John Garner

PEG-PLGA from PolySciTech used in development of dual-drug loaded nanoparticles for cisplatin-resistant ovarian cancer treatment

Blog Post created by John Garner on Apr 9, 2018

2018 Wortmannin-cisplatin ovarian cancer treatment.jpg

Despite effective first-line therapies based on platinum-type drugs, ovarian cancer remains one of the deadliest gynecological diseases in the USA. The incidence of relapse is high, as is the development of platinum-resistant ovarian cancer lines that cannot be treated well using cisplatin. Recently, researchers at University of North Carolina at Chapel Hill, Westminster College, Peking Union Medical College and China Medical University (China) used mPEG-PLGA (Polyvivo AK029)  and PLGA ( PolyVivo AP087) from PolySciTech ( to develop nanoparticles that deliver both wortmannin and cisplatin. They found this co-delivery system was very effective against ovarian cancer models in which the cancer was resistant to platinum-based drugs, as the wortmannin prevented the cancer from repairing its own DNA. This research holds promise for development of therapies against drug-resistant cancers. Read more: Zhang, Maofan, C. Tilden Hagan, Yuangzeng Min, Hayley Foley, Xi Tian, Feifei Yang, Yu Mi et al. "Nanoparticle co-delivery of wortmannin and cisplatin synergistically enhances chemoradiotherapy and reverses platinum resistance in ovarian cancer models." Biomaterials (2018).

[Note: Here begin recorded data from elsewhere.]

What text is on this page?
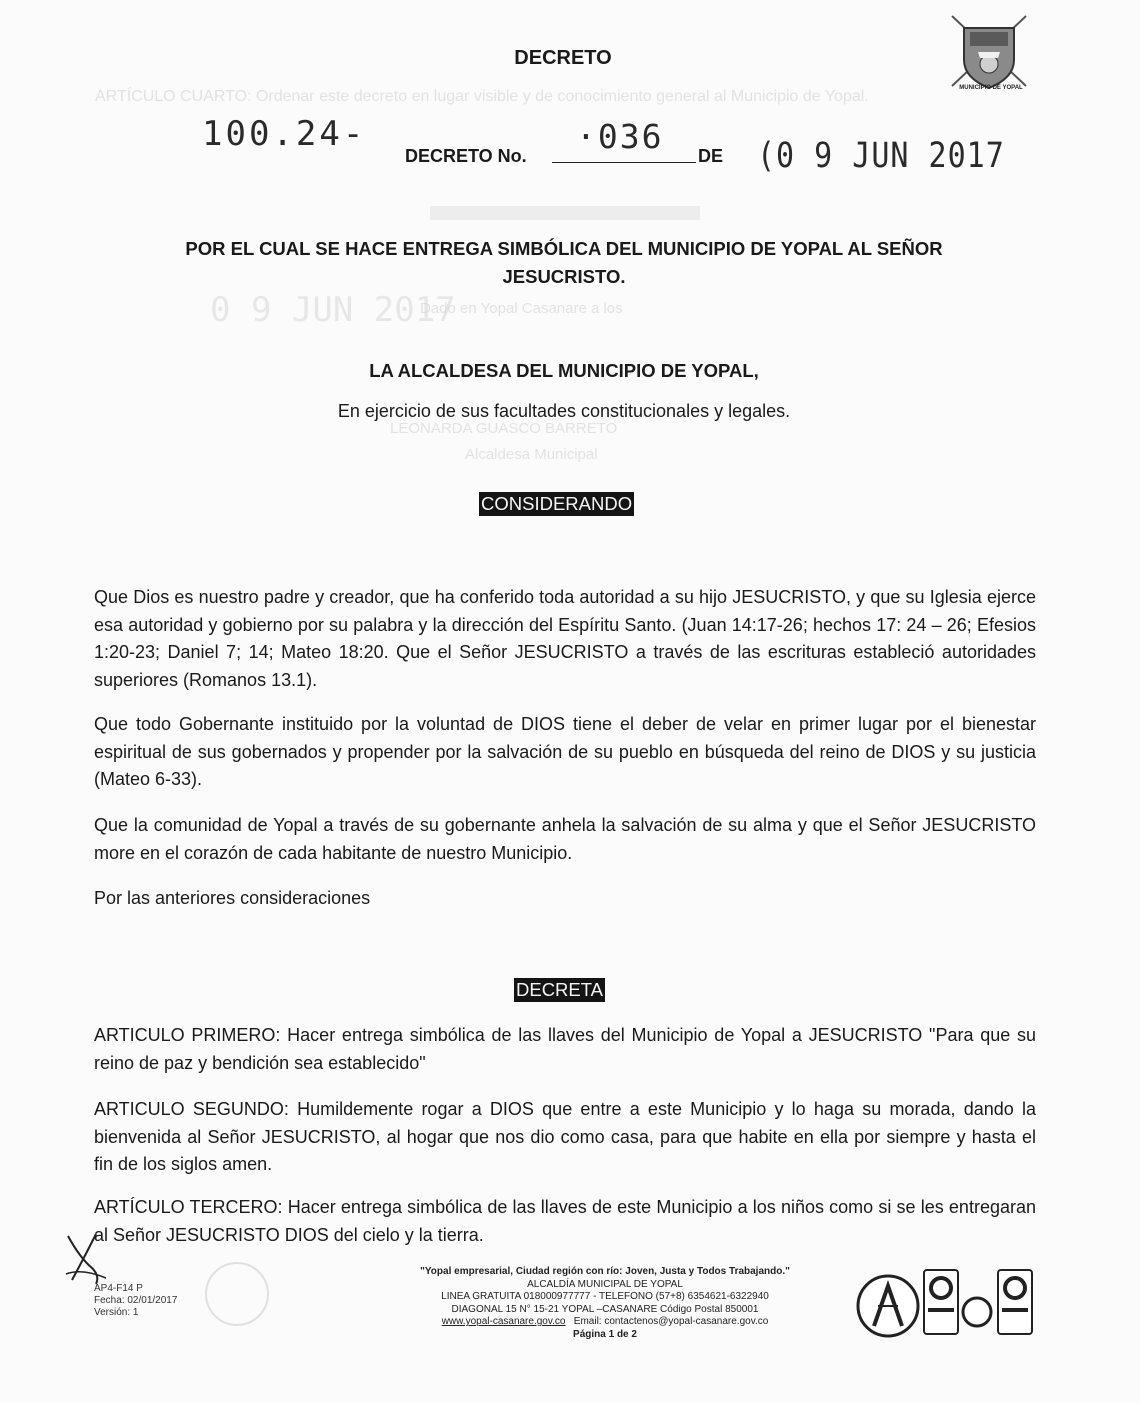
ARTÍCULO CUARTO: Ordenar este decreto en lugar visible y de conocimiento general al Municipio de Yopal.
0 9 JUN 2017
Dado en Yopal Casanare a los
LEONARDA GUASCO BARRETO
Alcaldesa Municipal
MUNICIPIO DE YOPAL
DECRETO
100.24-
DECRETO No. ·036 DE (0 9 JUN 2017
POR EL CUAL SE HACE ENTREGA SIMBÓLICA DEL MUNICIPIO DE YOPAL AL SEÑOR JESUCRISTO.
LA ALCALDESA DEL MUNICIPIO DE YOPAL,
En ejercicio de sus facultades constitucionales y legales.
CONSIDERANDO
Que Dios es nuestro padre y creador, que ha conferido toda autoridad a su hijo JESUCRISTO, y que su Iglesia ejerce esa autoridad y gobierno por su palabra y la dirección del Espíritu Santo. (Juan 14:17-26; hechos 17: 24 – 26; Efesios 1:20-23; Daniel 7; 14; Mateo 18:20. Que el Señor JESUCRISTO a través de las escrituras estableció autoridades superiores (Romanos 13.1).
Que todo Gobernante instituido por la voluntad de DIOS tiene el deber de velar en primer lugar por el bienestar espiritual de sus gobernados y propender por la salvación de su pueblo en búsqueda del reino de DIOS y su justicia (Mateo 6-33).
Que la comunidad de Yopal a través de su gobernante anhela la salvación de su alma y que el Señor JESUCRISTO more en el corazón de cada habitante de nuestro Municipio.
Por las anteriores consideraciones
DECRETA
ARTICULO PRIMERO: Hacer entrega simbólica de las llaves del Municipio de Yopal a JESUCRISTO "Para que su reino de paz y bendición sea establecido"
ARTICULO SEGUNDO: Humildemente rogar a DIOS que entre a este Municipio y lo haga su morada, dando la bienvenida al Señor JESUCRISTO, al hogar que nos dio como casa, para que habite en ella por siempre y hasta el fin de los siglos amen.
ARTÍCULO TERCERO: Hacer entrega simbólica de las llaves de este Municipio a los niños como si se les entregaran al Señor JESUCRISTO DIOS del cielo y la tierra.
AP4-F14 P
Fecha: 02/01/2017
Versión: 1
"Yopal empresarial, Ciudad región con río: Joven, Justa y Todos Trabajando."
ALCALDÍA MUNICIPAL DE YOPAL
LINEA GRATUITA 018000977777 - TELEFONO (57+8) 6354621-6322940
DIAGONAL 15 N° 15-21 YOPAL –CASANARE Código Postal 850001
www.yopal-casanare.gov.co Email: contactenos@yopal-casanare.gov.co
Página 1 de 2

“Abstract: Most ovarian cancer patients respond well to initial platinum-based chemotherapy. However, within a year, many patients experience disease recurrence with a platinum resistant phenotype that responds poorly to second line chemotherapies. As a result, new strategies to address platinum resistant ovarian cancer (PROC) are needed. Herein, we report that NP co-delivery of cisplatin (CP) and wortmannin (Wtmn), a DNA repair inhibitor, synergistically enhances chemoradiotherapy (CRT) and reverses CP resistance in PROC. We encapsulated this regimen in FDA approved poly(lactic-co-glycolic acid)-poly(ethylene glycol) (PLGA-PEG) NPs to reduce systemic side effects, enhance cellular CP uptake, improve Wtmn stability, and increase therapeutic efficacy. Treatment of platinum-sensitive ovarian cancer (PSOC) and PROC murine models with these dual-drug loaded NPs (DNPs) significantly reduced tumor burden versus treatment with combinations of free drugs or single-drug loaded NPs (SNPs). These results support further investigation of this NP-based, synergistic drug regimen as a means to combat PROC in the clinic. Keywords: Nanoparticle; Combination therapy; Platinum resistance; Treatment synergy; Ovarian cancer”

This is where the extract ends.